Мальчик в длинном пиджаке кормил зёрнышками глухаря, а младенец одной ладошкой бил себя по голой коленке, пальцы второй держал вместо соски-пустышки во рту, мял их дёснами, видимо, тужился выдавить нечто питательное.
     Никитов подошёл к женщине. На него глянули широко раскрытые и ясные, как у безумной, глаза.
     Он разжёг примус, поставил на него кастрюльку. Когда закипела вода, насыпал крупы.
                *    *    *
     Спустя месяц, как пропал Никитов, в городскую квартиру его заглянул безутешный после развода с женой поэт Алёша Власов. Узнав, что друг бесследно сгинул, он запечалился. А, посидев в печали, испросил у жены Никитова ночлега.
     Утром они пили чай. Женщина впервые сидела так плотно с другом своей семьи. Как могла, утешала: «Надо же, хорошие мужчины вечно достаются стервам». Она знала: Алёша славный, мягкий, чуткий и послушный, как комнатная собачка, человек. Стоило кашлянуть пару раз и он тут же замолкал со своими стихами.
     Накануне у жены Никитова пробудилось насчёт собственной собачки. Но, почаёвничав с Алёшей, передумала её заводить. Позволила жить покуда в их доме поэту.               
                *    *    *
     Во всей пустой Сосновке оставался один живой человек, которого Никитов не учуял своим сердцем. Его мать.

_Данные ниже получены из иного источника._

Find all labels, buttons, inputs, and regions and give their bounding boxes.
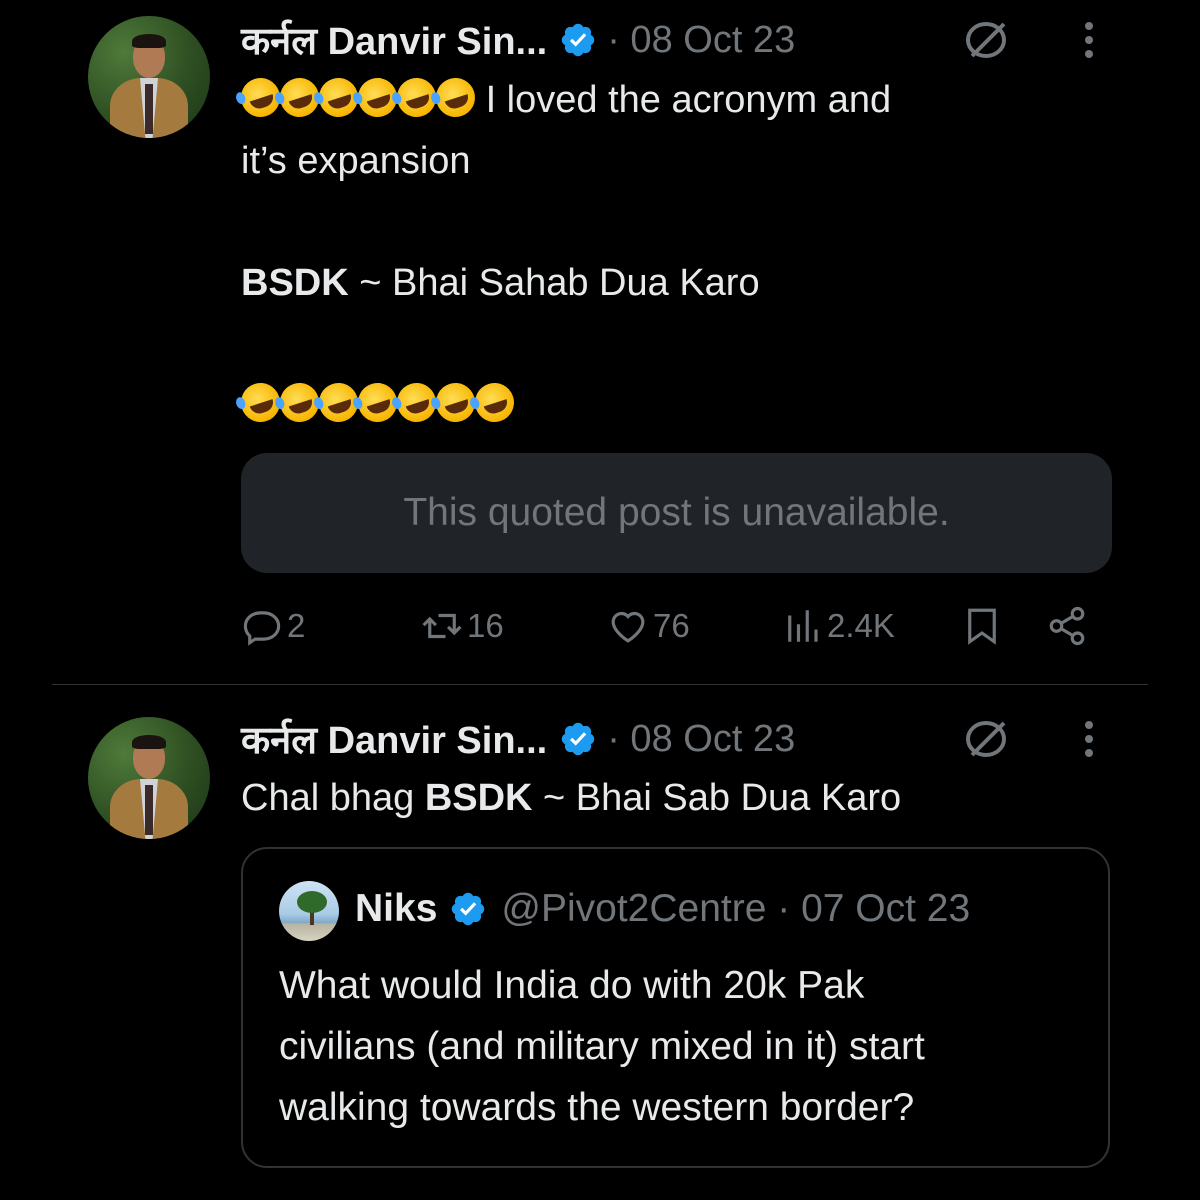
bold-acronym: BSDK xyxy=(241,262,349,304)
more-options-icon[interactable] xyxy=(1074,18,1104,62)
tweet-date[interactable]: · 08 Oct 23 xyxy=(607,718,795,761)
quoted-line: walking towards the western border? xyxy=(279,1086,915,1129)
tweet-text-prefix: Chal bhag xyxy=(241,777,425,819)
quoted-tweet-text: What would India do with 20k Pak civilia… xyxy=(279,955,925,1138)
more-options-icon[interactable] xyxy=(1074,717,1104,761)
tweet-text-rest: ~ Bhai Sab Dua Karo xyxy=(532,777,902,819)
quoted-author-name[interactable]: Niks xyxy=(355,887,437,931)
author-name[interactable]: कर्नल Danvir Sin... xyxy=(241,14,547,66)
bold-acronym: BSDK xyxy=(424,777,533,819)
tweet-line-2: it’s expansion xyxy=(241,140,471,182)
repost-count: 16 xyxy=(467,607,504,644)
quoted-line: civilians (and military mixed in it) sta… xyxy=(279,1025,925,1068)
author-avatar[interactable] xyxy=(88,717,210,839)
repost-button[interactable]: 16 xyxy=(421,605,504,647)
quoted-line: What would India do with 20k Pak xyxy=(279,964,865,1007)
verified-badge-icon xyxy=(561,23,595,57)
tweet-line-4 xyxy=(235,375,891,436)
quoted-tweet-card[interactable]: Niks @Pivot2Centre · 07 Oct 23 What woul… xyxy=(241,847,1110,1168)
laughing-emoji-icon xyxy=(235,377,520,428)
author-avatar[interactable] xyxy=(88,16,210,138)
tweet-2[interactable]: कर्नल Danvir Sin... · 08 Oct 23 Chal bha… xyxy=(0,685,1200,1200)
quoted-handle-date[interactable]: @Pivot2Centre · 07 Oct 23 xyxy=(501,887,970,931)
verified-badge-icon xyxy=(452,892,485,926)
bookmark-button[interactable] xyxy=(961,605,1003,647)
bookmark-icon xyxy=(968,608,996,645)
grok-icon[interactable] xyxy=(962,717,1014,761)
like-button[interactable]: 76 xyxy=(607,605,690,647)
quoted-post-unavailable: This quoted post is unavailable. xyxy=(241,453,1112,573)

После смерти мужа она стала бояться светлого немого простора. А чтобы душа его не осуждала за то, что она слишком
задержалась на этом свете, переселилась в подвал. Хотя и была не в таких уж  больших летах, но от напрасных мыслей совсем ослабела, почти всё из своей памяти выронила.
     На руках у неё подремывал Рыжик. Когда всё же пробивалось что-то отрадное из прошлой жизни, то по щеке скатывалась солёная горошина. Кот догадывался о её слезах.  Он поднимал голову и утирал глаза шершавым языком.